I believe the workplace still has a long way to go to improve the mental health of its employees. I had a bad spell at my previous job too and even got offered a chance to go on sick leave when I went to the doctors’. However, I felt I would let the team down as they were already struggling for numbers.
It would be nice to rest my mind for a bit now but I’m in that same boat again. There’s a lot of expectation and pressure to turn up. The place is built like a house of cards, one person doesn’t show and the whole system crashes. Having less weight on my shoulders would be ideal but just being able to talk about what’s happening in my head would give me more reassurance.
This is why the Not A Red Card campaign is something I adore. Organised by Legal & General, it’s trying to make mental health discussions more acceptable in the workplace from both the perspective of the employer and employee.
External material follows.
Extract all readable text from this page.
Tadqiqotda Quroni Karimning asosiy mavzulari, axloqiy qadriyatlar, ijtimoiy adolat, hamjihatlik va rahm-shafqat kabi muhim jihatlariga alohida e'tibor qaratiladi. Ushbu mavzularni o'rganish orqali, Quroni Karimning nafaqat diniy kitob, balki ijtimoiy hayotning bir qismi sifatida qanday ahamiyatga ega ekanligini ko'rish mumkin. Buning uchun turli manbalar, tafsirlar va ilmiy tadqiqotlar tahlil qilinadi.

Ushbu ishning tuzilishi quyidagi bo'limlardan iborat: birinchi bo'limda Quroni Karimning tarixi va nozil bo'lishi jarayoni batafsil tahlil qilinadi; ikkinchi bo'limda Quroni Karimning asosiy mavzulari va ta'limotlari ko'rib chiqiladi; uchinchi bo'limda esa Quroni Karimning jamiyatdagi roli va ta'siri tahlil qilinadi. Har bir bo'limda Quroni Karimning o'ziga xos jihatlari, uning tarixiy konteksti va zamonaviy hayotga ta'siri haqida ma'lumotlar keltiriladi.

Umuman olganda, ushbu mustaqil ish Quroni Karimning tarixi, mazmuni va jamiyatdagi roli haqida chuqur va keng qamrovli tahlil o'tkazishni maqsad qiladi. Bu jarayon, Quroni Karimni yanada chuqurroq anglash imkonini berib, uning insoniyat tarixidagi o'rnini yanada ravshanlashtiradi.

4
It also highlights some possible signs of poor mental health to be aware of amongst fellow colleagues, while the sporting aspect is something I relate to as well.
You can find out more about the Not A Red Card campaign at legalandgeneral.com/not-a-red-card or follow their updates on Twitter: @NotARedCard. The more well-known this campaign becomes, the better. By just sharing their posts, it will go a long way in helping people feel more comfortable discussing their mental health at work. Hopefully it can become a staple part of future workplace inductions alongside heavy-lifting training sessions and preventing repetitive strain injury.
According to Legal & General, 78% of people don’t feel comfortable discussing their mental health with their manager. I would count myself in that group. It’s like an alien topic. Even mentioning my blog doesn’t appeal to me.
I always seek out the writing of others when I feel down as the relatability allows me to feel less invisible and alone. I figured I’d write my thoughts down on here to offer the same outlet in return.
Knowing that there are others out there in the same hole as me inspires me to be braver. I’m going to try my best to be more open and honest about my bad spells at work. Whether my situation will improve or not, I’m not sure. But I’ll feel less guilty about being miserable and hopefully my colleagues will understand that it’s not my personality on show, it’s my struggles.